When I was in graduate school, stat professors would say “ANOVA is just a special case of linear regression.” But they never explained why.
And I couldn’t figure it out.
The model notation is different.
The output looks different.
The vocabulary is different.
The focus of what we’re testing is completely different. How can they be the same model?
Why you need to know this
Before I answer that, let me mention why it’s so important to see how they’re the same. It’s true that if you never did any data analysis beyond linear models, you could always run ANOVAs as ANOVAs and regressions as regressions.
The fundamental sameness of these models is really important to wrap your head around, though, once you move beyond linear models into extensions of them, like logistic regression and linear mixed models.
Although software allows you to run ANOVAs and linear regressions in different procedures, they don’t for these other types of models.
So being able to translate from one to the other in the simpler linear case is a boon to anyone who moves on to these more complicated models.
Back to how ANOVA and linear regression are the same model
In this article, we’re going to focus on notation, as that is the most fundamental part.
Here is the typical regression model with two predictors. Let’s assume one predictor is a treatment variable (treatment vs. control) and the other is some other kind of grouping variable, like whether subjects are bilingual or monolingual:
Yi = β0 + β1X1i + β2X2i + εi
Yi = Response for individual i
β0 = Intercept—the mean of Y when all Xs=0
βj = Coefficient of Xj, the jth predictor
Xji = jth predictor for individual i
εi = Residual for individual i
And here is the typical ANOVA model with two predictors:
Yijk = μ + αj + βk + εijk
Yijk = Response for individual i, who is in treatment j and group k
μ = the grand mean
εijk = Residual for individual i who is in treatment j and group k
α = effect of treatment
β = effect of group
In the ANOVA model, the predictors are often called factors or grouping variables, but just like in the regression case, we can call them the more generic “predictors.” For simplicity, there is no interaction, though that would be simple to add to both models.
Y, the response variable, is on the left hand side of both equations. The subscript i indicates that each case has an individual value of Y.
Likewise, both models have an error term, denoted by ε. This too has an i subscript because there is one value per case.
In between these on both models are three terms and these don’t look the same. At all.

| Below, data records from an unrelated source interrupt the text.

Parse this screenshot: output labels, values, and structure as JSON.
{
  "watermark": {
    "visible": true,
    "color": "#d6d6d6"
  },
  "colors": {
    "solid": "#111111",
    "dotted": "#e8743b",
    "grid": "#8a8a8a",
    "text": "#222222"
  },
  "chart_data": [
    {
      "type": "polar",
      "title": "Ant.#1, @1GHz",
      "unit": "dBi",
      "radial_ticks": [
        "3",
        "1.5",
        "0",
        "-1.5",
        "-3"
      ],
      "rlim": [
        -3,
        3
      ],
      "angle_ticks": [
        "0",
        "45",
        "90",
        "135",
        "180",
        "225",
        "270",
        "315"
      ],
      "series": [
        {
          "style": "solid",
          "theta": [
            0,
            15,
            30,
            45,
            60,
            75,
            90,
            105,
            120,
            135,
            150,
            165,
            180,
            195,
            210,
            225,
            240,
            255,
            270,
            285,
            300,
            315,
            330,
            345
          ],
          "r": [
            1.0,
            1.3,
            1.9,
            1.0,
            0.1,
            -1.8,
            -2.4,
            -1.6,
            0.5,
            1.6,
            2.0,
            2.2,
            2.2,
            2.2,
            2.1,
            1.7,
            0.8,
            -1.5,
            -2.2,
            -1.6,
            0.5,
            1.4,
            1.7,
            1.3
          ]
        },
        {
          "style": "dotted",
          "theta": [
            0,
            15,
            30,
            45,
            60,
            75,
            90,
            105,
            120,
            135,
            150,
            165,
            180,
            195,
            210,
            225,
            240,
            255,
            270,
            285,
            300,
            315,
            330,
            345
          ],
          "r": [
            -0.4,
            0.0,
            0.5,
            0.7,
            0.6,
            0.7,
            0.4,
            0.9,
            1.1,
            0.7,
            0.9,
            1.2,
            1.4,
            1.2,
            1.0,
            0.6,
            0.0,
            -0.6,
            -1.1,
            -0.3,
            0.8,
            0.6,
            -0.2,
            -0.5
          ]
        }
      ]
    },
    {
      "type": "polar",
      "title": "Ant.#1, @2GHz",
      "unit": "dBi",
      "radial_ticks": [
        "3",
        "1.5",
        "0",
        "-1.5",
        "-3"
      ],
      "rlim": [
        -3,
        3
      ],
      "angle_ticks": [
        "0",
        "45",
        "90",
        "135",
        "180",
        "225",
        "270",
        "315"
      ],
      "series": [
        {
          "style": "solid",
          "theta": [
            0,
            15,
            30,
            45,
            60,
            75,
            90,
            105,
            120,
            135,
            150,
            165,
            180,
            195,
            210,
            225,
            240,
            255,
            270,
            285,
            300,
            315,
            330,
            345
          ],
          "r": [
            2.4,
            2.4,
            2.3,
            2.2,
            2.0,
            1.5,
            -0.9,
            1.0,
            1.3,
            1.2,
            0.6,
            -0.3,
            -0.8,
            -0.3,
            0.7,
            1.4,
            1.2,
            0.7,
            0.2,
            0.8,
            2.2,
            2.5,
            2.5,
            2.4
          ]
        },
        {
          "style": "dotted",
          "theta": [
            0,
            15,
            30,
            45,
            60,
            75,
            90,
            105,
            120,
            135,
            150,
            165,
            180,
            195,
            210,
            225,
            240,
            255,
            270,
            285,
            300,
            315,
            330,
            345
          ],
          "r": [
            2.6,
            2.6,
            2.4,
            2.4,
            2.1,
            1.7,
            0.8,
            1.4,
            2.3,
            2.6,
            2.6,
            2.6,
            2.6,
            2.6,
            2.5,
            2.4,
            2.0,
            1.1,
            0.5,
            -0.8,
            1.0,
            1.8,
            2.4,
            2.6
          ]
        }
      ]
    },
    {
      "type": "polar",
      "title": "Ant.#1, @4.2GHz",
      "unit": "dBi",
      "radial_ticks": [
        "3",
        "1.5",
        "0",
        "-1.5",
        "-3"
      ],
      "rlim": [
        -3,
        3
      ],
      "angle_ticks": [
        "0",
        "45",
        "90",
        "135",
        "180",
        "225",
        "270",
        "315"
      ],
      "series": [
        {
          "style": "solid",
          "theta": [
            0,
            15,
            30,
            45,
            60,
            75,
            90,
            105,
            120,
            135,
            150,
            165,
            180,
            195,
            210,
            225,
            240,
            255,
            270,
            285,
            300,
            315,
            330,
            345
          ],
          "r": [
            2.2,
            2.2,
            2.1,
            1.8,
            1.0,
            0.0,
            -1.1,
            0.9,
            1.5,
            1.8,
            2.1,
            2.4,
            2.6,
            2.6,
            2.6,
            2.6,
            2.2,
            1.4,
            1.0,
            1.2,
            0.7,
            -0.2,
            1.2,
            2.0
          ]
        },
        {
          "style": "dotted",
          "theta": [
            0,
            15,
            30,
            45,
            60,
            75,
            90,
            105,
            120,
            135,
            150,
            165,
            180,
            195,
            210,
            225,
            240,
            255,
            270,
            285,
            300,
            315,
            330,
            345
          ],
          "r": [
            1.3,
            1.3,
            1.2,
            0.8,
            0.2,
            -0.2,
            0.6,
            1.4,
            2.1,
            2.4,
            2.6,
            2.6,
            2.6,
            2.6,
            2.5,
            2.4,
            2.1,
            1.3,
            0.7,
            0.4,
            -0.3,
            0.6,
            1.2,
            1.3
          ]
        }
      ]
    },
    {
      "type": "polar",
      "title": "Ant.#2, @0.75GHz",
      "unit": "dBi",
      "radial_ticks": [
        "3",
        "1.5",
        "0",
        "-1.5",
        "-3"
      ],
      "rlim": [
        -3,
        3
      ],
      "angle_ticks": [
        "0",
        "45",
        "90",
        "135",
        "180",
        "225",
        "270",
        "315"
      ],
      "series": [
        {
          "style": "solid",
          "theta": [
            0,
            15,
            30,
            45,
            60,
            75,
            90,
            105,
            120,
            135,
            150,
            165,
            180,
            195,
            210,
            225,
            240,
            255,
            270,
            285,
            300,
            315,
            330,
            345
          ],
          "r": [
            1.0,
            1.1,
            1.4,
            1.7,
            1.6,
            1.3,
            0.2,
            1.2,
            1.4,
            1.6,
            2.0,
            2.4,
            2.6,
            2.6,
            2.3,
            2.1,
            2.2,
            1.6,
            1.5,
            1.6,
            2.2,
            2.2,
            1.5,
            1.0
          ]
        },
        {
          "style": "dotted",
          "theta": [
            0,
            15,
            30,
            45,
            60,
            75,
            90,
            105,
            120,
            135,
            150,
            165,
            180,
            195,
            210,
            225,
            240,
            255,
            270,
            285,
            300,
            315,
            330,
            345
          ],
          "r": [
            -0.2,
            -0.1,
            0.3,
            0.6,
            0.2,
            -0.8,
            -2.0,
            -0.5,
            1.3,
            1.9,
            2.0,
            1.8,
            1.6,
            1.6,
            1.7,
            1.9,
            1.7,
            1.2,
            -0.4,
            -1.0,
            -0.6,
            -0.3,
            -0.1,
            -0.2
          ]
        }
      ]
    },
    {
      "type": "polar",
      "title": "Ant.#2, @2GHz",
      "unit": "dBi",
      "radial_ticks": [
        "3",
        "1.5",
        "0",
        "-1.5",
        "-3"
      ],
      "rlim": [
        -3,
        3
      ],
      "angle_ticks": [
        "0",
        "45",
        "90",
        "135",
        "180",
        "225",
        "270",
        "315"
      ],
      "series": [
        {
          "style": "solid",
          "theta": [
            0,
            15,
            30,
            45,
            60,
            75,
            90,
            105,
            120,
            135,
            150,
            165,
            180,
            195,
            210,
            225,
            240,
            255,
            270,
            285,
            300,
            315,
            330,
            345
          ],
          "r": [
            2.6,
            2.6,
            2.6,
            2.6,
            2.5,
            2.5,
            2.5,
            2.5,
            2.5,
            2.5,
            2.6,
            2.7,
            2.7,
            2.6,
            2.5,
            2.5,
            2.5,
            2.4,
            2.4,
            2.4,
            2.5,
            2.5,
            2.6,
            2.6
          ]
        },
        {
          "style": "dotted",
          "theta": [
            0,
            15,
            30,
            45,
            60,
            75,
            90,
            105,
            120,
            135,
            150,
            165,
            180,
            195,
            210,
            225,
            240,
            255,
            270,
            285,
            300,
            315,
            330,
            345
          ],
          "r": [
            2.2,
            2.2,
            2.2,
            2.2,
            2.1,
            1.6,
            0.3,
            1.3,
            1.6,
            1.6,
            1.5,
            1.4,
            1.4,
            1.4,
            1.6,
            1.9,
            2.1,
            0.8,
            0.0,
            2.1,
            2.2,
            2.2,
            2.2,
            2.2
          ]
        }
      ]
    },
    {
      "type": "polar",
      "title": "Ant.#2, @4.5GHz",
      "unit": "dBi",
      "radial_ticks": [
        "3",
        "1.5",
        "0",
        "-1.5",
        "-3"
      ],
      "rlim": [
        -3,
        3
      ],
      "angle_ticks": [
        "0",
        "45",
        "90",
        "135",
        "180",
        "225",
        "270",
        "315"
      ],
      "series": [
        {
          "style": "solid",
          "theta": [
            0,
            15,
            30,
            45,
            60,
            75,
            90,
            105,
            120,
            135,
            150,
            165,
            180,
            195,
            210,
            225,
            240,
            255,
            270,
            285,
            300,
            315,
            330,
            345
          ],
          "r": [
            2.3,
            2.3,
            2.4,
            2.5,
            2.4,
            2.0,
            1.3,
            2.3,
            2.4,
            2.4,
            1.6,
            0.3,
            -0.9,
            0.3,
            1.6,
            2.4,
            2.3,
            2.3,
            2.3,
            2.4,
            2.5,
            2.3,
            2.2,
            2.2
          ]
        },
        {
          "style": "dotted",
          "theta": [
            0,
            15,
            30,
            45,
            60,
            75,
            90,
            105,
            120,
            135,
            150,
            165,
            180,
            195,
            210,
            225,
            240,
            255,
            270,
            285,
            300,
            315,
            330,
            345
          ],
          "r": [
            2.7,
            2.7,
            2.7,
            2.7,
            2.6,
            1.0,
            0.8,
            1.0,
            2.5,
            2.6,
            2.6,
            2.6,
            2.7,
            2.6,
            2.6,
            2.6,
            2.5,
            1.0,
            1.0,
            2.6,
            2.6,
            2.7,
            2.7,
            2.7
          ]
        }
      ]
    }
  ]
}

In the linear regression model, we use Xs to indicate the value of the predictor variables. This is super flexible — if X is numerical, we just plug in the numerical values of X. If X is categorical, we simply indicate which group someone was in with coded values of X1.
The simplest and most common would have a 1 for the treatment group and a 0 for the control group.

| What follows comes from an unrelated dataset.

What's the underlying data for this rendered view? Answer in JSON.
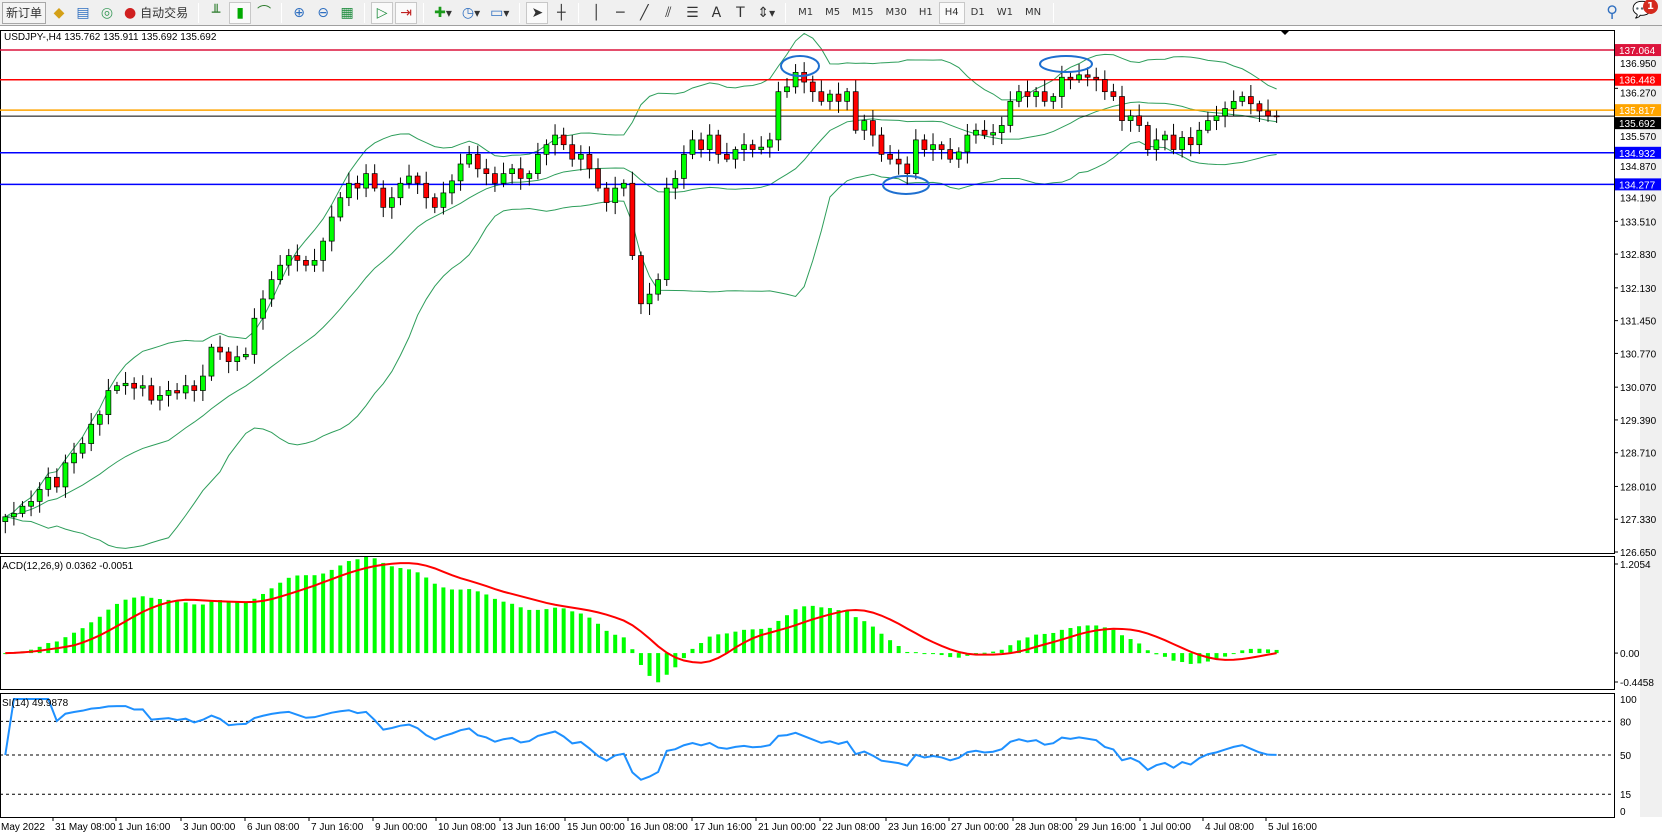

βj measures the effect on Y of the treatment effect.
Because ANOVA assumes that all the predictors are categorical (aka factors or grouping variables), those predictors have a limited number of values. These are values like: treatment vs. control group. Two values.
Because of the limited number of values, the ANOVA model uses subscripts to indicate if someone is in the treatment or control group. Subscript j would have values of 1 for the treatment group and 2 for the control.
α measures the effect on Y of the treatment effect.
Even though these X values aren’t written directly into the ANOVA model, they exist. Your software is actually creating those X values for you when you indicate that X is categorical. Usually ANOVA uses effect coding (1 and -1) for these X values rather than dummy coding (1 and 0).
One other term that looks different, but is essentially the same thing: the constant. In the regression model, this is called the intercept and denoted β0 and in the ANOVA model, this is called the grand mean and denoted μ.
There are, of course, other differences in how we generally analyze regressions and ANOVAs, including how we code the Xs, how that coding changes the mean around which we’re measuring the effects of those Xs, and which output we tend to focus on. We’ll explore some of those in later articles.